Shared role: Christian Camargo and Heather Burns: Tristram Kenton
Shared role: Christian Camargo and Heather Burns: Tristram Kenton

Simon McBurney is often described as a visionary — a wildly inventive artist who presides over his company Complicite with an unusual mix of rigour and generosity. Here, working with James Yeatman, he’s adapted legendary Hollywood mogul Robert Evans’s memoir of magic and madness.

For a while at the outset we’re confronted with a row of actors speaking into microphones, and it seems as though we’re going to be stuck with something akin to a dry corporate presentation. But before long a swirling collage assembles — combining projections, news cuttings, deft impersonation and carefully curated sound effects to create an absorbing feast of reminiscence.

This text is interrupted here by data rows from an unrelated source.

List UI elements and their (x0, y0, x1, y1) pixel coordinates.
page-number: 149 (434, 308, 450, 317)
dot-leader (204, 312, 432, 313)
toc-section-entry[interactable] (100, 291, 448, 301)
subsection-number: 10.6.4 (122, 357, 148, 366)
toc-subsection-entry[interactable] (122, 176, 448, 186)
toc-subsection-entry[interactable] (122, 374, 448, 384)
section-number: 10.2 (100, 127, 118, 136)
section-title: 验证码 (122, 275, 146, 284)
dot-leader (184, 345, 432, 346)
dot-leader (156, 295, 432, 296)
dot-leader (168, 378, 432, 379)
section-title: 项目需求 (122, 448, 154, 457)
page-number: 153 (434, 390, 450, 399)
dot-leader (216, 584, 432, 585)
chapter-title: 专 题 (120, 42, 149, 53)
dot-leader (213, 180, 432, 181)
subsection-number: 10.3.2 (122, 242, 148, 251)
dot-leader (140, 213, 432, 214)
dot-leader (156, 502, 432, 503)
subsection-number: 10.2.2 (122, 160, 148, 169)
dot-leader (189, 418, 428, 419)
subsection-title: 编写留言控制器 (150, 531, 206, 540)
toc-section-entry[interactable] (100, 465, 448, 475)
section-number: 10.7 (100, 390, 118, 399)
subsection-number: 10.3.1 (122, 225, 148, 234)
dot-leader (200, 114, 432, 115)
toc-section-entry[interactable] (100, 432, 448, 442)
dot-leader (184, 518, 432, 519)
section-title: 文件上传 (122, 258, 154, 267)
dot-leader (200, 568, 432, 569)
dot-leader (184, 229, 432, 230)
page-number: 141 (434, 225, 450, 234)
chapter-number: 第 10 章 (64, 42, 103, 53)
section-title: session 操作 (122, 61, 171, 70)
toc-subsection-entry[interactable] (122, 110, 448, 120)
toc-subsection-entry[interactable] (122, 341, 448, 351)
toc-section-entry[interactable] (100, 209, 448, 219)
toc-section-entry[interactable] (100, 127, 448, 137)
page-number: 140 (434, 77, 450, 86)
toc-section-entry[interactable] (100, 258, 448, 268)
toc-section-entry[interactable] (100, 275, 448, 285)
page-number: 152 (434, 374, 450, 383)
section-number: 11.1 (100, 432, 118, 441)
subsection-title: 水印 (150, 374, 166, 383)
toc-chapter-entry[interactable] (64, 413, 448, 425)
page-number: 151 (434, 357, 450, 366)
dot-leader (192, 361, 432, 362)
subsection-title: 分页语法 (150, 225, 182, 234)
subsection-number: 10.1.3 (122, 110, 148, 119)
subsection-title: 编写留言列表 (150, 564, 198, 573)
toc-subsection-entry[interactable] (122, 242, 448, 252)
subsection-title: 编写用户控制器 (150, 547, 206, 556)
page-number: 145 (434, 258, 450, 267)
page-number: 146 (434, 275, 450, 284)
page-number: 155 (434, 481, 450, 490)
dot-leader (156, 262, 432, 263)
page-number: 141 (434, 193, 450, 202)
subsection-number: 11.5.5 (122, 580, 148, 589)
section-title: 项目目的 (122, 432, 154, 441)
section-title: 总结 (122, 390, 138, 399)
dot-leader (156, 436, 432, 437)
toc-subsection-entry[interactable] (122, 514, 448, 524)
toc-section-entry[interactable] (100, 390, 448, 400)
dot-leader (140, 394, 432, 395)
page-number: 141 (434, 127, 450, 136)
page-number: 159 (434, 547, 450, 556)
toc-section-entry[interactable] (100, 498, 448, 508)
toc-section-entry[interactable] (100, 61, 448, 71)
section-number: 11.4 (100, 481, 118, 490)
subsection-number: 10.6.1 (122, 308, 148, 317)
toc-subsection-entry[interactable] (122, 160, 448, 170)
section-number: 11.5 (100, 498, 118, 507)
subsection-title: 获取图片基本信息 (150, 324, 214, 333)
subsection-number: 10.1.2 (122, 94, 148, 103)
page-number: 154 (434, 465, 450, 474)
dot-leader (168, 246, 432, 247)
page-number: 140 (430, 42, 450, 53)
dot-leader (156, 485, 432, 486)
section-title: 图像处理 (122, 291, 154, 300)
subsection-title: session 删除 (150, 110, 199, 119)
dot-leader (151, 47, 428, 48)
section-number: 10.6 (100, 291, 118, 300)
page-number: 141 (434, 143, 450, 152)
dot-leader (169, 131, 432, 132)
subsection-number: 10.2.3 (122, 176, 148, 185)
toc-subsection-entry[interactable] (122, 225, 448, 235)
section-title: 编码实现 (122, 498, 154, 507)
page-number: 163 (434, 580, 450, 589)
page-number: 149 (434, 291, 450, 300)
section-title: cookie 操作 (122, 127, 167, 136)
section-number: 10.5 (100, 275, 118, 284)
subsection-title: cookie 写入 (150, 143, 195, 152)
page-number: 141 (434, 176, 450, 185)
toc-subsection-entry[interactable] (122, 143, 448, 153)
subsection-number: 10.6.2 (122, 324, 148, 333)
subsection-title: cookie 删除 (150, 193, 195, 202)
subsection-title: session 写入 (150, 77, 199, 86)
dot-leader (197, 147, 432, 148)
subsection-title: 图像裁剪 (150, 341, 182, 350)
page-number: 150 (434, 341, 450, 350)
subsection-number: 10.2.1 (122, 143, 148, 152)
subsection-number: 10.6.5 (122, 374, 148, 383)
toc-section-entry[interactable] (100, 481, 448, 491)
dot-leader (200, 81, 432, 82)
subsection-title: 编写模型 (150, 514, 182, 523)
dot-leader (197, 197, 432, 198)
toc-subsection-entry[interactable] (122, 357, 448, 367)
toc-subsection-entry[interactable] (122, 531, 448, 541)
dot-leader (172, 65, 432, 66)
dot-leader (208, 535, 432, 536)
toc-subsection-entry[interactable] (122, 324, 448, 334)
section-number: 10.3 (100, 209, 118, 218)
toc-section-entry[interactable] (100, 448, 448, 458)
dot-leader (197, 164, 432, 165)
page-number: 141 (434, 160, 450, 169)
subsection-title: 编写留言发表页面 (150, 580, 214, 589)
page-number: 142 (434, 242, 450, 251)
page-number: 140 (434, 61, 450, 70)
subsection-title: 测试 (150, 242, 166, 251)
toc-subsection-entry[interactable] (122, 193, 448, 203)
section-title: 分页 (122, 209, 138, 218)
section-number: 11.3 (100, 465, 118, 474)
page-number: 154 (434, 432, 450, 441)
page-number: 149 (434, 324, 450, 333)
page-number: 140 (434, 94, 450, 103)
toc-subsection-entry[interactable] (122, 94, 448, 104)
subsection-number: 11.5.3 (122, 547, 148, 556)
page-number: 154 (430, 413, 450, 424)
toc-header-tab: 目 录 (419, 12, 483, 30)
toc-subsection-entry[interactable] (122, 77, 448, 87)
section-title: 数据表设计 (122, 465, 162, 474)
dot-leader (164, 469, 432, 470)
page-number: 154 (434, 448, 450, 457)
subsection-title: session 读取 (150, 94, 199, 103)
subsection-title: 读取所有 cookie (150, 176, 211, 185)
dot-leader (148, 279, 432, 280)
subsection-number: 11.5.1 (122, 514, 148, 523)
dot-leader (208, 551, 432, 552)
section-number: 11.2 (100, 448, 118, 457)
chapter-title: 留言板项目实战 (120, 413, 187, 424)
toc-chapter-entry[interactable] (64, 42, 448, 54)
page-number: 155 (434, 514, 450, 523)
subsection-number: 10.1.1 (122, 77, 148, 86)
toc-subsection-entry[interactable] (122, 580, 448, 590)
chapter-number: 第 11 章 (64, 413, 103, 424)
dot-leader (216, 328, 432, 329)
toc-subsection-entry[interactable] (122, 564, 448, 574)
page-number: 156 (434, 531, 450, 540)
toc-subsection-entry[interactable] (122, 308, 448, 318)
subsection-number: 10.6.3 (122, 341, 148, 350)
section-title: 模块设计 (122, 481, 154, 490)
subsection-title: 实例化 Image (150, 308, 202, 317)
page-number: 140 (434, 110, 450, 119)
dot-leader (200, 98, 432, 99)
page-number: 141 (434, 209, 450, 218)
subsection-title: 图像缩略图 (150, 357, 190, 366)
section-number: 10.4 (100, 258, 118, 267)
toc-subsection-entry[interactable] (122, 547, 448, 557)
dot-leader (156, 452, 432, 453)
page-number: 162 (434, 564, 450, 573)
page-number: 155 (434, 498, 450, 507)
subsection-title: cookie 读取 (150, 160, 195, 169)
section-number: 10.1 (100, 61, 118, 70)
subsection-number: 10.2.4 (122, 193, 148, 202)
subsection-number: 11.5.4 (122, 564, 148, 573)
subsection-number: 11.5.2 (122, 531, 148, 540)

The highs of Evans’s career were thrilling. After a brief and undistinguished spell as an actor, he turned to production. Involved with The Godfather, Love Story and Chinatown, he mixed with Marlon Brando, Jack Nicholson, Roman Polanski and Henry Kissinger. Along the way he saved a struggling studio and breathed fresh life into the movie industry.

But the lows were dismal — a tempestuous marriage, drug busts, a connection to a creepy murder case — and as we survey his triumphs and subsequent unravelling, this homage to a workaholic charmer also serves as a testament to his vanity and as a scandalous indictment of Tinseltown politics.

At different points in his life Evans is played by Heather Burns and Christian Camargo, as well as a barely visible yet resonantly audible Danny Huston. We see him as a callow young man and then as a cool deal-maker, perpetually juggling phones, and we also observe him in silhouette, narrating his rise and fall with a voice that calls to mind a dusty road.

There’s always a risk that a show this dependent on technological wizardry will go awry. The production’s opening was delayed by various hiccups, and there are still moments when the balance between its many distinct elements is precarious. Yet it’s layered, evocative and nimbly performed, flecked with humour but mostly feeling like a dark and sleazy dream.